KCP has been submitted to the Agentic AI Foundation (Linux Foundation, launched December 2025) for consideration as a neutral-governance project alongside MCP and AGENTS.md. The AAIF brings together 146 member organizations — including AWS, Anthropic, Google, Microsoft, and OpenAI — under neutral governance for agentic infrastructure standards.

Until formal acceptance, KCP remains an Apache 2.0 open specification proposed by eXOReaction AS.

Status

Current: Draft specification — v0.10

This is an early proposal. The format is intentionally minimal. Feedback, use cases, and pull requests are welcome.

SPEC.md — Normative specification (field definitions, validation rules, conformance levels)
PROPOSAL.md — The case for a knowledge architecture standard
RFC-0001 — Extended capabilities (overview of all proposals; F/H/I/J/K/L/N promoted to v0.3–v0.4 core)
RFC-0002 — Auth and delegation metadata (access, auth_scope, auth promoted to core in v0.5–v0.6; delegation promoted to core in v0.7)
RFC-0003 — Cross-manifest federation proposal (manifests, external_depends_on, external_relationships — promoted to core in v0.9 as DAG with local authority)
RFC-0004 — Trust, provenance, and compliance metadata (trust.provenance, sensitivity promoted in v0.5; trust.audit promoted in v0.6; compliance promoted to core in v0.7)
RFC-0005 — Payment and rate-limit metadata proposal (payment.default_tier promoted to core in v0.5; rate_limits promoted to core in v0.8; payment methods and x402 remain RFC)
RFC-0006 — Context window hints (accepted; promoted to SPEC.md §4.10 in v0.4)
parsers/ — Reference parser/validator implementations (Python, Java) — 401 tests passing
bridge/ — MCP servers: expose any knowledge.yaml as MCP resources (TypeScript · Python · Java).

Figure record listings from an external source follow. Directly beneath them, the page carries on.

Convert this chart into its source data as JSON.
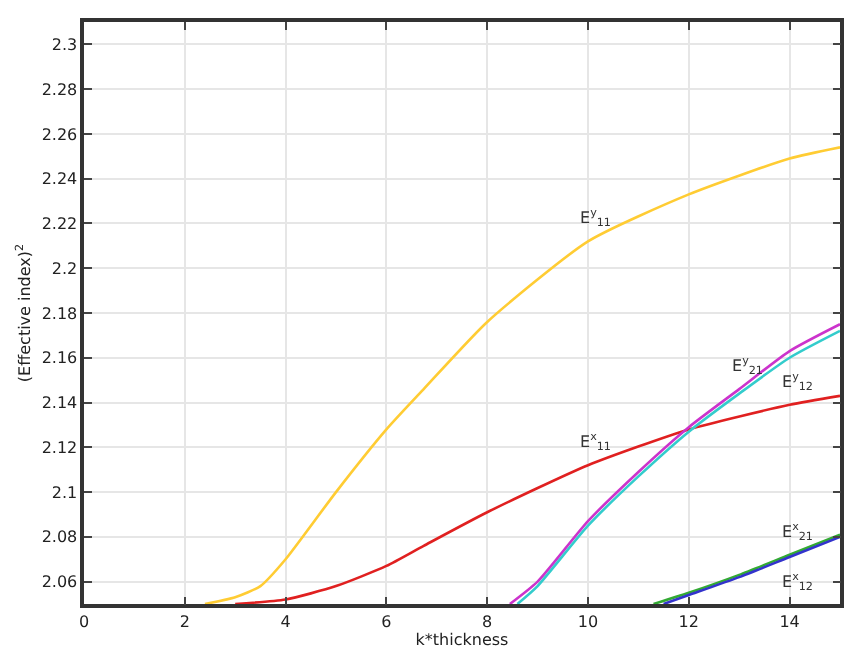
{
  "chart_data": {
    "type": "line",
    "xlabel": "k*thickness",
    "ylabel": "(Effective index)$^{2}$",
    "xlim": [
      0,
      15
    ],
    "xticks": [
      0,
      2,
      4,
      6,
      8,
      10,
      12,
      14
    ],
    "ylim": [
      2.05,
      2.31
    ],
    "yticks": [
      2.06,
      2.08,
      2.1,
      2.12,
      2.14,
      2.16,
      2.18,
      2.2,
      2.22,
      2.24,
      2.26,
      2.28,
      2.3
    ],
    "grid": true,
    "marker": "none",
    "line_style": "solid",
    "series": [
      {
        "color": "#ffcc33",
        "x": [
          2.4,
          3,
          3.5,
          4,
          5,
          6,
          6.74,
          8,
          10,
          12,
          14,
          15
        ],
        "values": [
          2.05,
          2.053,
          2.058,
          2.07,
          2.1,
          2.128,
          2.146,
          2.176,
          2.212,
          2.233,
          2.249,
          2.254
        ]
      },
      {
        "color": "#e02020",
        "x": [
          3,
          4,
          5,
          6,
          6.74,
          8,
          10,
          12,
          14,
          15
        ],
        "values": [
          2.05,
          2.052,
          2.058,
          2.067,
          2.076,
          2.091,
          2.112,
          2.128,
          2.139,
          2.143
        ]
      },
      {
        "color": "#cc33cc",
        "x": [
          8.45,
          9,
          10,
          11,
          12,
          13,
          14,
          15
        ],
        "values": [
          2.05,
          2.06,
          2.087,
          2.109,
          2.129,
          2.146,
          2.163,
          2.175
        ]
      },
      {
        "color": "#33cccc",
        "x": [
          8.6,
          9,
          10,
          11,
          12,
          13,
          14,
          15
        ],
        "values": [
          2.05,
          2.058,
          2.085,
          2.107,
          2.127,
          2.144,
          2.16,
          2.172
        ]
      },
      {
        "color": "#33aa33",
        "x": [
          11.3,
          12,
          13,
          14,
          15
        ],
        "values": [
          2.05,
          2.055,
          2.063,
          2.072,
          2.081
        ]
      },
      {
        "color": "#3333cc",
        "x": [
          11.5,
          12,
          13,
          14,
          15
        ],
        "values": [
          2.05,
          2.054,
          2.062,
          2.071,
          2.08
        ]
      }
    ],
    "annotations": [
      {
        "text": "E$^{y}$$_{11}$",
        "x": 10,
        "y": 2.212
      },
      {
        "text": "E$^{x}$$_{11}$",
        "x": 10,
        "y": 2.112
      },
      {
        "text": "E$^{y}$$_{21}$",
        "x": 13,
        "y": 2.146
      },
      {
        "text": "E$^{y}$$_{12}$",
        "x": 14,
        "y": 2.139
      },
      {
        "text": "E$^{x}$$_{21}$",
        "x": 14,
        "y": 2.072
      },
      {
        "text": "E$^{x}$$_{12}$",
        "x": 14,
        "y": 2.071
      }
    ]
  }
}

The TypeScript parser, validator, and mapper live in bridge/typescript/src/ (parser.ts, validator.ts, mapper.ts).
plugins/opencode/ — OpenCode plugin (opencode-kcp-plugin on npm)
examples/ — Reference manifests at four adoption levels plus 4 simulation scenarios (150 adversarial tests: A2A+KCP clinical research, energy metering HITL, legal delegation chains, financial AML)
kcp-memory — Episodic memory daemon for Claude Code (separate repo)

Early Adopters

KCP is being used in production by practitioners who independently discovered the same problems it solves.

"A Norwegian public sector architect independently built a full KCP adoption framework — reference-quality knowledge.yaml, transition guide, snapshot-awareness pattern, LLM client protocol — and arrived at '2-4 files instead of 15-20' on his own."

If you are using KCP and want to be listed here, open an issue or reach out.

Contributing

Open an issue to: - Propose additions to the field set - Share a use case that the current spec does not cover - Report a gap or ambiguity in the format

The goal is a standard that solves the real problem without demanding complexity from those who do not need it.

License

Apache V2.

Proposed by eXOReaction AS — builders of Synthesis, based in Oslo, Norway.